Even though the earth movers went to work almost three weeks ago, the official groundbreaking ceremony for the long-planned Sawmill Crossing shopping-dining-motion picture complex was held Tuesday.
And those in attendance -- the project's development, construction, financial and architectural principles, along with some of its most gung-ho political and civilian supporters -- were not trying to conceal their glee.
In fact, some had the same gleam in their eyes as those kids who started lining up for "Star Wars Part One: The Phantom Menace" four months before it opened.
This group, though, will have about six months to enjoy the anticipation. The cinemas' six screens will be illuminated by late October or early November to take advantage of the holiday movie season, Gordon Whiting, vice president of Kaibab Industries, Inc., said.
The Sawmill Crossing project will be built on 14 acres south of Main Street and west of the Beeline Highway. The complex will be built around a territorial architectural theme, Whiting said, with covered walkways and pedestrian-friendly common areas.

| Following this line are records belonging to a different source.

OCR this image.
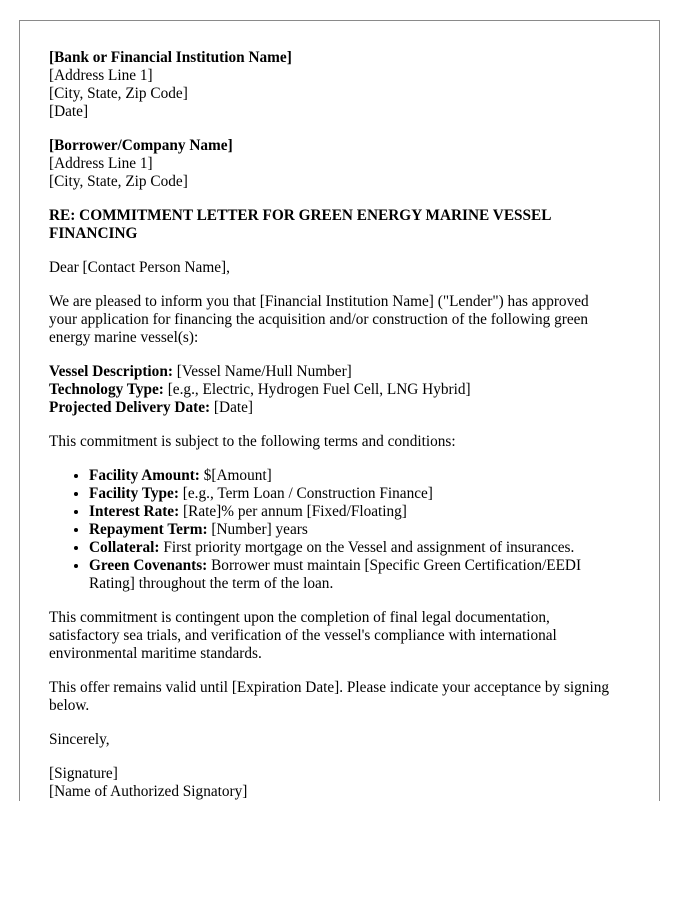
[Bank or Financial Institution Name]
[Address Line 1]
[City, State, Zip Code]
[Date]
[Borrower/Company Name]
[Address Line 1]
[City, State, Zip Code]
RE: COMMITMENT LETTER FOR GREEN ENERGY MARINE VESSEL FINANCING

Dear [Contact Person Name],

We are pleased to inform you that [Financial Institution Name] ("Lender") has approved your application for financing the acquisition and/or construction of the following green energy marine vessel(s):

Vessel Description: [Vessel Name/Hull Number]
Technology Type: [e.g., Electric, Hydrogen Fuel Cell, LNG Hybrid]
Projected Delivery Date: [Date]

This commitment is subject to the following terms and conditions:

• Facility Amount: $[Amount]
• Facility Type: [e.g., Term Loan / Construction Finance]
• Interest Rate: [Rate]% per annum [Fixed/Floating]
• Repayment Term: [Number] years
• Collateral: First priority mortgage on the Vessel and assignment of insurances.
• Green Covenants: Borrower must maintain [Specific Green Certification/EEDI Rating] throughout the term of the loan.

This commitment is contingent upon the completion of final legal documentation, satisfactory sea trials, and verification of the vessel's compliance with international environmental maritime standards.

This offer remains valid until [Expiration Date]. Please indicate your acceptance by signing below.

Sincerely,

[Signature]
[Name of Authorized Signatory]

Three buildings, which will house the theaters and nearly 30,000 square feet of retail and office space, will be built on 7.5 acres of the northern portion of the parcel during the first phase of the project.
Additionally, three pad sites along the Beeline, and one on Main will be marketed with the first phase, for which Kaibab has spent more than $270,000 on architectural design, civil engineering and site preparation. The pads are likely sites for chain restaurants, Whiting said.
The remaining five acres will be developed later during the second phase of the project, Whiting said.
The 16,500-square-foot cineplex -- the town's first movie venue since the Payson Picture Show closed in 1998 -- will feature stadium seating and digital sound in the two largest auditoriums.
Although admission and concession prices have not been determined, they won't be as high as Phoenix prices, promised Brian Deveny, who will operate and manage the theater for Kaibab.
The hiring of Deveny completes the cineplex puzzle for Kaibab, Whiting said.
Kaibab officials initially intended to lease the theater to a tenant, but after that deal fell through, they decided that Kaibab would operate the theaters.
With that plan in place, all Kaibab needed was a signed management contract with an experienced theater operator.
Enter Deveny, who has more than 20 years experience in theater operations and film distribution. For the past five years, Deveny has owned and operated the Saguaro Theater in Wickenburg, and he's served as president of the Arizona Theater Owners Association since July 1966.
In previous years, Deveny was a film buyer and office manager for Cinema Service Inc. in Los Angeles; general manager for the Pacific Theater chain's largest indoor multi-plex in southern California; district manager for the California Theater Management Corp. in Los Angeles; and city manger for a pair of theater operations in Santa Monica, Calif.
Deveny said he is excited to be part of the Sawmill Crossing theaters from the beginning, because he will be able to tailor the state-of-the-art six-plex to suit Payson moviegoers.
Deveny said there are only two recent movie exhibition innovations that he may ignore: admission and concession purchases by credit card, and the new digital projection system that would do away with film and conventional projectors.
Of the former, he said, "The film distributors already get such a big chunk of every box-office dollar that I'd hate to give them even more," since the distributor can take a small processing fee out of each credit card transaction.
Of the latter -- wherein movies would be digitally downloaded from a satellite signal and projected with all-new computer technology that would cost about $100,000 per theater auditorium upgrade -- Deveny quotes Steven Spielberg: "As long as I'm making films, they will be on film."
To date, Sawmill Crossing's only other sure-thing tenant is a 2,400-square-foot Mexican restaurant tentatively named La Casina. Gilbert resident Barry Wilkinson is planning to coincide the opening of the restaurant with that of the six-plex.
"As far as food goes, it will be mostly authentic, homemade Mexican food," Wilkinson said.
"Have you ever eaten at the El Charro restaurant in the Valley? Our menu will be very similar."
Coldwell Banker's Bob McQueen, the local contact for retail space in Sawmill Crossing, said a deposit has been put down for a New York-style deli, and that there are several other potential merchants who aren't as close to lease commitments.
The final number of tenants, McQueen said, will be driven by how much space each tenant wants.
"What we hope to provide is a one-stop evening," McQueen said. "You park your car once, you shop, have your hair or nails done -- there will be a beauty shop, no doubt. Then you have a choice of restaurants, from white table cloths to something more informal. After dinner, you take in a movie, and then stop for a refreshment on your way out.
"That's something Payson's never had," McQueen said, "and I think we've got the setting to do that."